Нет. Всеми своими помыслами Лунеро был уже на берегу моря. Туда влекли его зов предков и страх перед неволей. Каким огромным показался мальчику мулат, когда тот встал с земли и поглядел на быструю реку, несшую свои воды к Мексиканскому заливу! Каким высоким выросло за тридцать три года это коричневое тело с розовыми ладонями! Глаза Лунеро, казалось, различали морской берег, а веки побелели – но не от возраста, с которым белизна век словно проясняет взор негров, а от тоски по родным местам, ибо она тоже есть возраст, только другой, более древний. Вот там стрелка, мешающая бегу реки и палевой тенью намечающая границу моря. А дальше начинается мир островов, и легко достичь большой земли, где можно затеряться в лесах и сказать себе, что вернулся. Позади останутся индейцы, сьерра и плоскогорье. Назад ему не хотелось смотреть. Мулат глубоко вздохнул и еще раз взглянул в сторону моря, словно зачарованный свободой и полнотой открывающейся жизни. Мальчик вскочил и – голышом, как был,– бросился к Лунеро, обнял его, еле дотянувшись до груди.
– Не уходи, Лунеро…
– Малыш Крус, господи боже, как быть-то?
Мулат, растерявшись, ласково гладил голову мальчика и чувствовал, как грудь наполняется счастьем, благодарностью и болью в эту страшную минуту, которой он так боялся. Мальчик поднял к нему лицо:
– Я пойду к ним и скажу, что тебе нельзя уходить…
– Туда, к ним?
– Да, в большой дом.
– Там нас не любят, малыш Крус. Никогда туда не входи. Пойдем, надо работать. Я еще много дней не уйду. Кто знает, может, никогда не уйду.
Бурная река скрыла в своих волнах Лунеро, который нырнул, чтобы больше ничего не говорить и вырваться из рук своего маленького единственного друга. Мальчик снова подошел к кругу со свечами и засмеялся, когда Лунеро, плывя против течения, вдруг стал барахтаться „в воде, словно утопающий, потом стремительно вынырнул, снова исчез в глубине и появился на поверхности с палкой в зубах, а на берегу стал отряхиваться, смешно фыркая. Наконец сел спиной к мальчику около кусков отшлифованной коры и взялся за молоток и гвозди. Снова вернулись тревожные мысли: вербовщик вот-вот придет. Солнце скрывалось за верхушками деревьев. Лунеро не хотел думать о том, о чем должен был думать; лезвие горечи отсекало его счастье, уже умершее.

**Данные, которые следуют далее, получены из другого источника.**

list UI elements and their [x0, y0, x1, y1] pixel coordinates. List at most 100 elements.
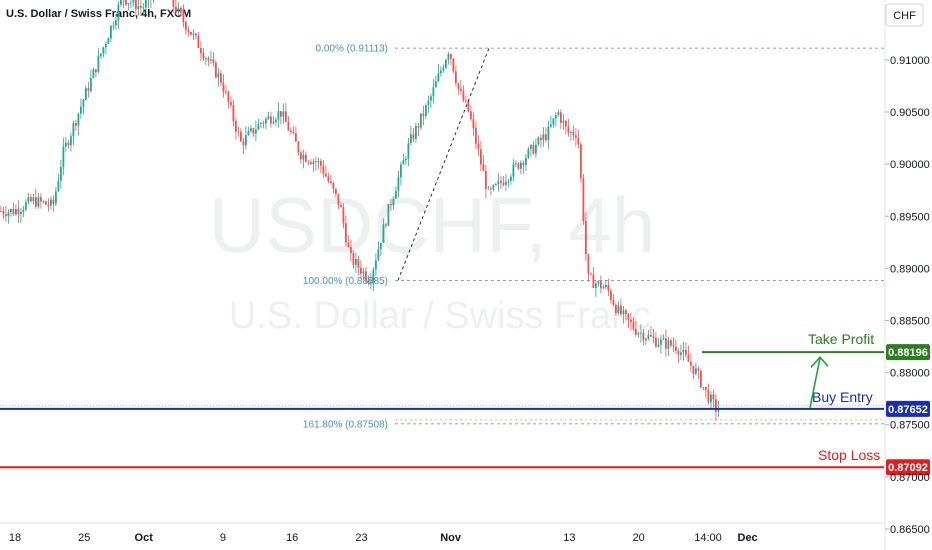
candle-body [320, 160, 322, 166]
candle-body [595, 283, 597, 288]
candle-body [660, 339, 662, 345]
candle-body [227, 91, 230, 103]
candle-body [422, 113, 425, 117]
currency-button-frame[interactable] [885, 3, 924, 27]
candle-body [697, 368, 700, 371]
x-tick-label: Nov [440, 532, 462, 544]
candle-body [642, 332, 645, 341]
y-tick-label: 0.90500 [890, 107, 930, 119]
candle-body [40, 197, 42, 202]
candle-body [407, 143, 410, 159]
candle-body [0, 211, 2, 212]
candle-body [137, 5, 140, 10]
candle-body [92, 69, 95, 79]
currency-button-label[interactable]: CHF [893, 10, 916, 22]
candle-body [75, 123, 77, 126]
candle-body [370, 281, 372, 284]
candle-body [682, 349, 685, 353]
candle-body [525, 157, 527, 165]
candle-body [312, 161, 315, 165]
candle-body [437, 73, 440, 82]
candle-body [325, 173, 327, 177]
candle-body [345, 223, 347, 243]
candle-body [190, 31, 192, 35]
y-tick-label: 0.87000 [890, 472, 930, 484]
candle-body [480, 149, 482, 165]
candle-body [425, 105, 427, 117]
candle-body [620, 305, 622, 315]
candle-body [332, 182, 335, 189]
candle-body [30, 197, 32, 202]
candle-body [592, 274, 595, 288]
candle-body [492, 185, 495, 190]
candle-body [565, 120, 567, 127]
candle-body [497, 180, 500, 184]
y-tick-label: 0.91000 [890, 55, 930, 67]
candle-body [650, 334, 652, 337]
candle-body [672, 345, 675, 347]
candle-body [705, 387, 707, 390]
candle-body [627, 313, 630, 320]
candle-body [127, 3, 130, 5]
candle-body [505, 181, 507, 185]
candle-body [217, 73, 220, 78]
x-tick-label: 13 [563, 532, 575, 544]
candle-body [197, 35, 200, 49]
candle-body [355, 259, 357, 265]
candle-body [457, 83, 460, 89]
candle-body [680, 352, 682, 355]
candle-body [652, 336, 655, 338]
candle-body [372, 269, 375, 282]
candle-body [57, 180, 60, 192]
candle-body [582, 178, 585, 221]
candle-body [130, 2, 132, 4]
candle-body [177, 7, 180, 13]
y-tick-label: 0.88000 [890, 368, 930, 380]
candle-body [52, 199, 55, 204]
x-tick-label: 23 [355, 532, 367, 544]
candle-body [282, 111, 285, 117]
candle-body [237, 131, 240, 133]
candle-body [617, 305, 620, 314]
candle-body [367, 280, 370, 284]
candle-body [142, 7, 145, 9]
candle-body [450, 54, 452, 59]
candle-body [85, 88, 87, 101]
x-tick-label: 9 [220, 532, 226, 544]
candle-body [337, 193, 340, 205]
price-axis[interactable]: 0.91000 0.90500 0.90000 0.89500 0.89000 0.885… [885, 55, 930, 536]
candle-body [302, 154, 305, 160]
candle-body [605, 285, 607, 288]
candle-body [377, 248, 380, 261]
candle-body [112, 25, 115, 27]
candle-body [65, 142, 67, 147]
candle-body [105, 43, 107, 48]
candle-body [405, 158, 407, 161]
candle-body [145, 0, 147, 8]
candle-body [7, 212, 10, 217]
candle-body [467, 100, 470, 112]
candle-body [15, 208, 17, 215]
candle-body [487, 188, 490, 190]
candle-body [365, 271, 367, 281]
buy-entry-label: Buy Entry [812, 389, 873, 405]
time-axis[interactable]: 18 25 Oct 9 16 23 Nov 13 20 14:00 Dec [9, 532, 758, 544]
candle-body [307, 161, 310, 163]
candle-body [707, 389, 710, 403]
currency-button[interactable]: CHF [885, 3, 924, 27]
y-tick-label: 0.89000 [890, 263, 930, 275]
candle-body [597, 281, 600, 284]
candle-body [570, 132, 572, 133]
price-badge: 0.88196 [886, 344, 930, 361]
x-tick-label: 16 [286, 532, 298, 544]
candle-body [440, 70, 442, 74]
candle-body [612, 299, 615, 305]
candle-body [490, 188, 492, 190]
x-tick-label: 18 [9, 532, 21, 544]
candle-body [500, 180, 502, 183]
candle-body [435, 81, 437, 88]
candle-body [192, 33, 195, 35]
candle-body [532, 144, 535, 154]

– Принеси еще наждаку из хижины,– сказал мулат мальчику, зная, что слова эти сказаны на прощанье.
Можно уйти и так, в старых штанах и рубахе. Чего еще ждать? Сейчас, когда солнце садится, его, наверное, уже караулят у тропки, чтобы человек в сюртуке не шел по грязи к хижине.
– Да,– сказала Людивиния,– от Баракои я узнала все. Мы живем трудом ребенка и мулата. Захочешь ли ты это признать? Они кормят нас. И ты еще не знаешь, как поступить?
Голос старухи, привыкшей бормотать в одиночестве, был едва слышен, он лился тихо и тяжело, как вода сернистого источника.
– …как поступил бы твой отец и твой брат: выйди и защити этого мулата и этого мальчишку, не позволь их увести… а если надо, то отдай и жизнь, чтобы избавиться от унижений… Ты пойдешь или мне самой идти, кретин?… Приведи мне ребенка! Я хочу с ним говорить…
Но мальчик не слышал голосов, не видел лиц – только силуэты, встрепенувшиеся за тюлевой занавеской, вот теперь, когда Людивиния нетерпеливым жестом приказала сеньору Педрито зажечь свечи. Мальчик отошел от окна и на цыпочках стал красться к фасаду большого дома, к заброшенной террасе с обгоревшими колоннами, где висел гамак и устраивал пирушки одинокий пьяница. Там висел не только гамак; над порогом на двух ржавых крюках красовалось ружье, которое было у сеньора Педрито на седле той ночью 1889 года и которое с тех пор он аккуратно смазывал и чистил – последняя надежда труса,– хотя знал, что ни в кого стрелять не будет.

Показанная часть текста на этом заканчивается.